Pancanews.com / TANGERANG – Panitia Musyawarah Daerah (Musda) Pertama Pemuda Batak Bersatu (PBB) Provinsi Banten sukses menyelenggarakan Uji Kepatutan dan Kelayakan (Fit and Proper Test) bagi calon Ketua Dewan Pimpinan Daerah (DPD) periode 2026-2031. Acara yang berlangsung di Gedung Aula Gereja HKBP Kuta Jaya, Pasar Kemis, Tangerang, pada Jumat (01/05/2026) ini berjalan aman, lancar, dan penuh kekeluargaan.
Dua Kandidat Kuat Bertarung


Dua putra terbaik Batak, yakni St. Ridu Sinaga (Mantan Ketua DPC Kabupaten Tangerang) dan Todo Nainggolan (Pembina PAC Balaraja), resmi mempresentasikan visi dan misi mereka untuk memperebutkan kursi kepemimpinan tertinggi di PBB Banten.
Ketua Panitia Musda I, Johannes NW Panjaitan, A.Md.P., CPM., menegaskan bahwa kegiatan ini bukan sekadar formalitas, melainkan momen krusial untuk menilai kualitas intelektual, relasi, hingga kemampuan public speaking para calon.
“Kita mendalami visi-misi mereka, apakah betul-betul menjiwai atau tidak. Wawasan kebangsaan juga menjadi parameter utama karena level Ketua DPD itu setara dengan tokoh daerah lainnya. Kita ingin pemimpin yang paham fungsi ormas, AD/ART, dan sejarah PBB,” ujar Johannes.

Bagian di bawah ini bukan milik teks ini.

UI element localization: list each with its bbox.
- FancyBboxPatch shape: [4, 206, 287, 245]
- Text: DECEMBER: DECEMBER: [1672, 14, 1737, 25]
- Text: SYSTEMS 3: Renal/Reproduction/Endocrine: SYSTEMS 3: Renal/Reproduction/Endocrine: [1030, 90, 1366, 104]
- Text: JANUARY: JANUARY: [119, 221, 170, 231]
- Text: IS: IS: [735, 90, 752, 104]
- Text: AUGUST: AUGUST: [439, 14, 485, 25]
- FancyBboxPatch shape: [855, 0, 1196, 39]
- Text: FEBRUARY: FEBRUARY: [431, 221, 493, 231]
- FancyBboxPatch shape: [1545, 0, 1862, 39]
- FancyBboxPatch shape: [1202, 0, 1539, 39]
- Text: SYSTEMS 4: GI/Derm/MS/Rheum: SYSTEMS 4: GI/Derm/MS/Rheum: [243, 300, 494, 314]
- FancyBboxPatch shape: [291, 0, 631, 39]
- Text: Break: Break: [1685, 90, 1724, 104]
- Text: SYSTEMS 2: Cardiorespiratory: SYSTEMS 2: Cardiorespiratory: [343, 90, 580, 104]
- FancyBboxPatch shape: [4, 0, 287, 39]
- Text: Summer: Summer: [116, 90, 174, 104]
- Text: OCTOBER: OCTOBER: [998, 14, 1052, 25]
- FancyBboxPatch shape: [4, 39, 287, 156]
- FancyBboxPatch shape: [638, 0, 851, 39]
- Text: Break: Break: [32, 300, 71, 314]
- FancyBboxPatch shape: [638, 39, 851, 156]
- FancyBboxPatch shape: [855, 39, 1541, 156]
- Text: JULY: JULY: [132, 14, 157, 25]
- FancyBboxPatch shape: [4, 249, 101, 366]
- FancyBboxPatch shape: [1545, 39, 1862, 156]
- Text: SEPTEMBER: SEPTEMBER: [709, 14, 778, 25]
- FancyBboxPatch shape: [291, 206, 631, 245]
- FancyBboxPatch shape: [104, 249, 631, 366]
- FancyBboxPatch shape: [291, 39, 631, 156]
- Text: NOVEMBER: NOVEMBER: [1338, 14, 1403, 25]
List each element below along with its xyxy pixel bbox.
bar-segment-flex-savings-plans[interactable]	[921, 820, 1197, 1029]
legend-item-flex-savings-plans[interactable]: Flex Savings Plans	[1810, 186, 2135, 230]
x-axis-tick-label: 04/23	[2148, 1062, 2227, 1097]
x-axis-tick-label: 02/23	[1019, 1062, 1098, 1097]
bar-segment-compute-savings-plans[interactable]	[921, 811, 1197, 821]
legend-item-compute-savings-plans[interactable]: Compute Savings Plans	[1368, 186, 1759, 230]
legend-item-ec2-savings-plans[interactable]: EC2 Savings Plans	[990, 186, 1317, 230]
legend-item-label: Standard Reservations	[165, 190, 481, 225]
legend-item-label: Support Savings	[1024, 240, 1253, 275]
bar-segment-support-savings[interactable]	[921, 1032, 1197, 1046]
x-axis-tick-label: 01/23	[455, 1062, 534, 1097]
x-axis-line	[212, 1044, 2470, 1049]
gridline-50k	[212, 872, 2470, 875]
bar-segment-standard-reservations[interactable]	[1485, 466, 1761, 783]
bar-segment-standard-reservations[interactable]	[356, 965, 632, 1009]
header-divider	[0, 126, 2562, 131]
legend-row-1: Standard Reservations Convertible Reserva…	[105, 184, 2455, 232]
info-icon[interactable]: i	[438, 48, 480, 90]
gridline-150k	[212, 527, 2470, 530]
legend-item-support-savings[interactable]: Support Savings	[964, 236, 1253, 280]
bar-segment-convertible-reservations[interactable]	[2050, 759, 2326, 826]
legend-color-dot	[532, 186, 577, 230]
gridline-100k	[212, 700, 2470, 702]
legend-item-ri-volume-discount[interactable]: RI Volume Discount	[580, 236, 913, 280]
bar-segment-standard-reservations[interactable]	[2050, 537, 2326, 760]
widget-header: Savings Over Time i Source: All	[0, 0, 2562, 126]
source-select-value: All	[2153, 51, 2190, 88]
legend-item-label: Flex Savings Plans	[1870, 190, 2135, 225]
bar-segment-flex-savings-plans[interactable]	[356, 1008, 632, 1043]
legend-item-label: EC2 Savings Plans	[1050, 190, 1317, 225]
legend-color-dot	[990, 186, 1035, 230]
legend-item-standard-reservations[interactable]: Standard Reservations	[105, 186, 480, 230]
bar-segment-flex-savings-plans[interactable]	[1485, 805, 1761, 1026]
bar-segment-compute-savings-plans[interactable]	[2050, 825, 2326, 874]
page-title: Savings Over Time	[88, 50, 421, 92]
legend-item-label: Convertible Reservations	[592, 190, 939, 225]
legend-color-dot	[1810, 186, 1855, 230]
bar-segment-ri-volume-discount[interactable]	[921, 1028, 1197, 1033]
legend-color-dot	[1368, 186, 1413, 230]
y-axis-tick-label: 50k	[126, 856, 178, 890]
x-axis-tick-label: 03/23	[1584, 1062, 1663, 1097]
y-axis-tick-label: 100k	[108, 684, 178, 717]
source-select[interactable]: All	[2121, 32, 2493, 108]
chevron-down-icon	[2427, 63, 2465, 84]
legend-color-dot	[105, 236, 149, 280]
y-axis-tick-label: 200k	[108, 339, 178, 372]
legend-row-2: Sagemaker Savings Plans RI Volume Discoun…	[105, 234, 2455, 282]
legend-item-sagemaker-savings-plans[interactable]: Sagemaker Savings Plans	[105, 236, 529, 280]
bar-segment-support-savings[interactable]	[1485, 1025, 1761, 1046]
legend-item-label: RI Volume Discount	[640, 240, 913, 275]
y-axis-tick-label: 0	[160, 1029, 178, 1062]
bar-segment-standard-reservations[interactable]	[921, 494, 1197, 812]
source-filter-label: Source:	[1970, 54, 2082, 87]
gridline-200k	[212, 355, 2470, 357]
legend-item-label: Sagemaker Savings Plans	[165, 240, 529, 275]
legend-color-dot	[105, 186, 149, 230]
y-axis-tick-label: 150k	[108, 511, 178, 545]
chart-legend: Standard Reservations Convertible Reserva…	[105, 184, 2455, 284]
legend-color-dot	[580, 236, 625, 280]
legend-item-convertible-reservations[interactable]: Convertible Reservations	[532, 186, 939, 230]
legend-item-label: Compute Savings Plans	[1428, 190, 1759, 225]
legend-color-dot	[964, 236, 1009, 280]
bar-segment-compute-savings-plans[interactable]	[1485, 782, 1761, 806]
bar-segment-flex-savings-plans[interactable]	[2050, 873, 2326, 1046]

Penguji Independen, Sistem Undi Soal
Untuk menjaga objektivitas dan marwah organisasi, panitia menghadirkan penguji independen dari kalangan akademisi, St. Dr. Ir. Drs. Edison Hatoguan Manurung, ST., MT., MM., MH., IICD, CST, BFA, CSE.
“Penguji sangat independen dan tidak mengenal kedua calon. Soal-soal pun diundi langsung di lokasi untuk memastikan 100 persen tidak ada kebocoran. Hasilnya dipastikan objektif,” tambahnya.
Harapkan Pemimpin Bijaksana dan Merangkul
Johannes menekankan harapannya agar sosok terpilih nanti adalah pemimpin yang bijaksana atau dalam budaya Batak disebut Parbahul-bahul Nabolon. Pemimpin tersebut diharapkan memiliki hati yang lapang, tidak mudah tersinggung, serta mampu merangkul seluruh elemen tanpa memandang marga atau latar belakang.
“PBB adalah organisasi sosial. Kita butuh perpaduan antara orang yang punya kemauan, kemampuan akademis, dan ekonomi. Pemimpin terpilih nanti harus bisa menempatkan orang yang tepat di posisi yang tepat—the right man behind the gun,” tegasnya.
Antusiasme Kader Tinggi, Tantangan Pendanaan
Di sisi lain, Johannes mengakui masih adanya kendala teknis terkait pendanaan yang belum sepenuhnya mencukupi. Hal ini berpotensi membatasi jumlah delegasi yang hadir pada puncak acara Musda nanti.
Meski demikian, antusiasme kader sangat luar biasa. Terbukti lebih dari 250 peserta menyimak jalannya uji kelayakan melalui aplikasi Zoom dengan sabar dari awal hingga acara berakhir.
Pesan Penutup: Jaga Nama Baik Organisasi
Menutup keterangannya, Johannes berpesan agar seluruh kader setia dan tidak mudah meninggalkan organisasi saat menghadapi masalah. Ia mengibaratkan PBB sebagai rumah bersama yang harus diperbaiki, bukan ditinggalkan atau bahkan dirusak.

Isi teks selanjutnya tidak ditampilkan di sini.